Before you cup, make sure you have water, water everywhere, and check the water supply in your lab.
Common pitfalls
One common pitfall occurs when roasters assume the market wants a darkly roasted coffee for everything and underestimate the need to buy quality green beans. The roaster needs to take time to educate themselves and their customers on the diversity of incredible coffees and their ability to reach a full range of distinct flavor profiles, complimented by the roast, not masked by it.
Storage of green beans
Humidity should be 12%. If unopened, it is safe and acceptable to stack coffee in burlap. But make sure not to store with bean bags resting or leaning against the wall. Air circulation is important. The writer once saw a very impressive storage area in a former flavoring room of a soda pop manufacturing plant. It was completely encased in ceramic tile. Humidity remained constant regardless of the outside temperature.
The moisture of the beans contributes to the way the coffee roasts. Dryer beans roast more quickly, beans with a high moisture content take a little longer.
New crop vs. old crop? Sugars evaporate and basically leave the bean dry over time or if the coffee has been improperly stored, so when heat is applied there is less development, hence less flavor.
Blending for profit, not for taste
Another no-no is when roasters simply blend to bring down the price. Consider the culmination of what you want the final flavor profile to be and then work backwards. Do not assume an excellent wine will taste the same in a glass once you have added water. Just like a fine wine, why would you dilute your coffee?
In closure, pitfalls occur when you believe everything you read and make assumptions. Learning by experience is perhaps the best method while taking into consideration other peoples’ guidance and experience.

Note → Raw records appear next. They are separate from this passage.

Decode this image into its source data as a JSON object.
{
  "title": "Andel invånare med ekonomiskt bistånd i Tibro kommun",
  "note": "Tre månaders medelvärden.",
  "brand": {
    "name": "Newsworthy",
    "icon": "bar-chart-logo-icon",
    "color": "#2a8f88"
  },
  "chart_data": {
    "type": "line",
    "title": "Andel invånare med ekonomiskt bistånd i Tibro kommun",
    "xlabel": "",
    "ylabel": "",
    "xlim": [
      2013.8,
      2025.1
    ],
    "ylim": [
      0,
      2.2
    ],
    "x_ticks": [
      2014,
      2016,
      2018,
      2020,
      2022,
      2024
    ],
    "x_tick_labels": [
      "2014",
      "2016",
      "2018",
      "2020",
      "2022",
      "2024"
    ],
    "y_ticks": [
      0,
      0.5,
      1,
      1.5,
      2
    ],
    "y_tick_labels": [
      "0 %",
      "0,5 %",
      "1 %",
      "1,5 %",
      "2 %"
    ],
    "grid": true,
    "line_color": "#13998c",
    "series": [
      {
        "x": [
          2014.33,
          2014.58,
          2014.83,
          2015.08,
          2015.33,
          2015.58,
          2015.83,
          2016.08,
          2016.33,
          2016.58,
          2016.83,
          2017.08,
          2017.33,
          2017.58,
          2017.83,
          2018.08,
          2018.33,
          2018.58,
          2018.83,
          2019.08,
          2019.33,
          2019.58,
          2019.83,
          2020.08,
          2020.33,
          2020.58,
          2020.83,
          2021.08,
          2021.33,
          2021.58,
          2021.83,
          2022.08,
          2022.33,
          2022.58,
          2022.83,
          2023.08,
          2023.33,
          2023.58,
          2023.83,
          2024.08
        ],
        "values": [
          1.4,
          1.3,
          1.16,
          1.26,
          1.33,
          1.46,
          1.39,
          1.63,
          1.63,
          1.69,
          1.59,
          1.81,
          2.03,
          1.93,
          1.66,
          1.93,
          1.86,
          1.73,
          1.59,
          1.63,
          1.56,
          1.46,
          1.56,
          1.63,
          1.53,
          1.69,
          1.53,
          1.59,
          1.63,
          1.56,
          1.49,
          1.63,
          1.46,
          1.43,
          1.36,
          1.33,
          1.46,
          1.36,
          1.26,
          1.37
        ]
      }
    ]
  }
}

It is you, the roast master, who determines the coffee’s final fate.
I prefer a holistic approach, allowing the bean to speak to me, to share what intrinsic qualities it has, to tell its story, each bean at a time. It’s a relationship, not only with customers and coffee growers but with the coffee beans themselves.
Final advice: buy the best quality coffee beans available and as the old Jedi warrior Obi-Wan Kenobi might say: “Luke, beware the dark side.”